Abre los ojos, estira los brazos, bosteza, improvisa un beso en la espalda de su hombre, quien aun duerme, y mientras se sienta en la cama, fastidiada, como todos los días, con el invasivo sonido urbano, se divierte repasando los detalles de la noche anterior. El brindis, los abrazos, los consejos para su nueva vida juntos, y por entre los detalles se le van colando los fragmentos de lo que recién soñó mientras dormía.
Ella, navegando en su velero, vieja, sola, plena, de regreso a su casa blanca, perfecta, a la orilla del mar. El olor a verano lánguido en su ropa, sus manos, ya huesudas, que aferran el timón, el naranja estridente del atardecer...
Musitando una canción, se pone de pie y entra al baño con salticos infantiles. En el instante en que apoya las manos sobre el mesón, todo cruje, se mueve. - Dios mío! Esta temblando! - Tres segundos de pánico le toma identificar que se trata de un suave vaivén, y tres más descubrir a la del sueño en su reflejo.
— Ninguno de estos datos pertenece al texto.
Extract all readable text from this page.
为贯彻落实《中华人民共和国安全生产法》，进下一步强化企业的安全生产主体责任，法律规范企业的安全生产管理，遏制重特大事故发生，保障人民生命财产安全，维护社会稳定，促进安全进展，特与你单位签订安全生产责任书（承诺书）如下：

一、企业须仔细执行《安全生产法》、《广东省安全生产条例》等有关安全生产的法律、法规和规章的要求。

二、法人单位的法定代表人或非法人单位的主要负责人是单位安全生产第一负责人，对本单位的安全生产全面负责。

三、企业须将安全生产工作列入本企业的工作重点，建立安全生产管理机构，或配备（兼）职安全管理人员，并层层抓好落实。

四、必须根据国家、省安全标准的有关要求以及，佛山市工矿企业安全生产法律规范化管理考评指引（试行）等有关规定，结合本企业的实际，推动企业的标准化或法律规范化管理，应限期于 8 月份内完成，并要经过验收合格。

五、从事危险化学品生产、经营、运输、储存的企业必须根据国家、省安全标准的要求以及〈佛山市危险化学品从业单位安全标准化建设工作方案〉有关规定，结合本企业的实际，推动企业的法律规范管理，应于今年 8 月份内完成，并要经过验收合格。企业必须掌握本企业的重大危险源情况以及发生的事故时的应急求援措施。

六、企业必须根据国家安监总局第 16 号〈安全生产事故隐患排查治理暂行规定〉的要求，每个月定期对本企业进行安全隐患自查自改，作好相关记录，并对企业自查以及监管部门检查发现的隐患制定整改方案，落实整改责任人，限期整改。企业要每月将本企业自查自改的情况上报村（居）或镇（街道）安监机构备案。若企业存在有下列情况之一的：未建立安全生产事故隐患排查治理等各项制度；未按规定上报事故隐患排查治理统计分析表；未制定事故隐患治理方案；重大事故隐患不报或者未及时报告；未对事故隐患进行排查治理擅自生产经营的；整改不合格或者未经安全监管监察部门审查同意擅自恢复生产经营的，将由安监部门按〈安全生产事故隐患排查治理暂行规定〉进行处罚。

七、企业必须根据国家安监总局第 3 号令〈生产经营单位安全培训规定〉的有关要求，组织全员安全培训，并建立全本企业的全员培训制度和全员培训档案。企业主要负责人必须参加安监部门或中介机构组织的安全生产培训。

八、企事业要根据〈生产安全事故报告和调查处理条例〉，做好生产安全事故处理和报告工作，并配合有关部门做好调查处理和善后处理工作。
Buscando huir, sube a tropezones la escalera y al salir siente el golpe del viento, la sal del mar, el calor que se le adhiere a la piel, su vejez en los huesos. En la orilla, a lo lejos, distingue la casa blanca. Tras observarla un instante, su corazón se estremece. Con una pericia que le sorprende, suelta amarras, eleva velas y apunta en esa dirección. Aferrada al timón, trata de mantener la compostura.